RHINOCÉROS DE JAVA.
I l y a peu de temps que les naturalistes ne comptaient qu’une seule espèce de
Rhinocéros : tel était le cas de Linnæus, qui croyait cette espèce propre aux Indes et
à l’Afrique. Bientôt l’on distingua l’espèce unicorne de l’Inde de l’espèce bicorne
du cap de Bonne-Espérance, confondues en une seule par les modernes, quoique
fort bien connues par les anciens. Une troisième fut découverte plus tard à Sumatra,
mais elle resta obscure faute d’être nettement caractérisée. Enfin, les découvertes
de MM^Duvaucel et Diard, dans le continent de l’Inde et les îles de la Sonde, en
firent connaître une quatrième, et -levèrent tous les doutes qui restaient encore sur
celle de Sumatra, en l’envoyant, ainsi que celle que je décris aujourd’hui, en
peau et en squelette à notre Muséum. Je ne fais point entrer dans ce nombre les
quatre espèces fossiles reconnues et caractérisées par mon frère, qui ont été découvertes
dans les parties moyennes ou septentrionales de l’Europe, et qui, sans doute
ne doivent plus entrer dans le catalogue des êtres vivans du monde actuel, à l’économie
duquel elles ne prennent aucune part.
Le Rhinocéros de Java, dont Camper père avait déjà indiqué l’existence par la
comparaison des os de sa tête avec ceux de la tête du Rhinocéros de l’Inde, n’avait
jamais été représenté ni décrit; et nous devons à M. Diard la figure que nous en
donnons, laquelle a ete faite a Java sous ses yeux et d’après un individu vivant.
Elle était accompagnée de celle du Rhinocéros de Sumatra, et d’une dissertation
qui établissait avec beaucoup d’exactitude les différences spécifiques de ces deux
animaux, dissertation dont mon frère a donné un extrait dans la première partie du
deuxième volume de ses Recherches sur. les Ossemens fossiles, où se trouve aussi
la description ostéologique de ces animaux. Nous ferons prochainement paraître la
figure et la description du Rhinocéros de Sumatra, desquelles ressortiront suffisamment
les caractères distinctifs des deux espèces.
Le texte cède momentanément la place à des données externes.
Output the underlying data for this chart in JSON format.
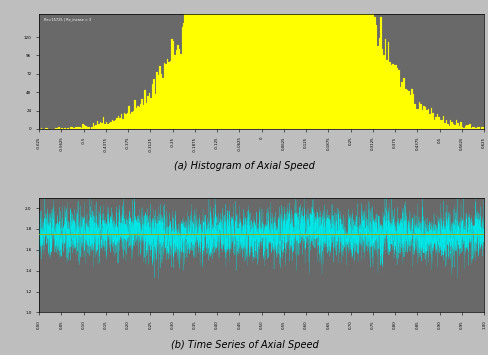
{
  "hist_label_a": "(a) Histogram of Axial Speed",
  "ts_label_b": "(b) Time Series of Axial Speed",
  "background_color": "#696969",
  "fig_background": "#bebebe",
  "hist_color": "#ffff00",
  "ts_color": "#00e5e5",
  "ts_mean_color": "#aaaa00",
  "hist_xlim": [
    -0.625,
    0.625
  ],
  "hist_ylim": [
    0,
    150
  ],
  "hist_yticks": [
    0,
    24,
    48,
    72,
    96,
    120
  ],
  "ts_xlim": [
    0.0,
    1.0
  ],
  "ts_ylim": [
    1.0,
    2.1
  ],
  "ts_yticks": [
    1.0,
    1.2,
    1.4,
    1.6,
    1.8,
    2.0
  ],
  "ts_mean": 1.75,
  "ts_n_points": 5000,
  "ts_noise_scale": 0.12,
  "hist_n_points": 50000,
  "hist_mean": 0.05,
  "hist_std": 0.17,
  "hist_bins": 300,
  "annotation_text": "Re=15725 | Re_incase = 3",
  "xtick_count_hist": 21,
  "xtick_count_ts": 21
}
Tous les Rhinocéros paraissent se ressembler par la physionomie générale,, les
organes des mouvemens, ceux des sens, ceux de la génération; ils se ressemblent
encore fondamentalement par les mâchelières ; leurs différences portent, sur la
taille, le nombre des cornes, celui des incisives et les tégumens.
L’espèce de Java paraît être une des moins grandes : sa longueur, de la base des
oreilles à l’origine de la queue, est de six pieds; celle de sa tête, du bout du museau
à la base des oreilles, de deux pieds; et sa hauteur moyenne dépasse quatre
pieds. Sa queue a plus d’un pied. Elle n’a qu’une seule corne qui paraît située plus
près des yeux que l’antérieure des Rhinocéros bicornes, mais non pas entre les yeux,
comme la postérieure de ces derniers. Dans l’individu que je décris, cet organe était
tout-à-fait usé, arrondi par le frottement, et saillait à peine de douze à quinze lignes.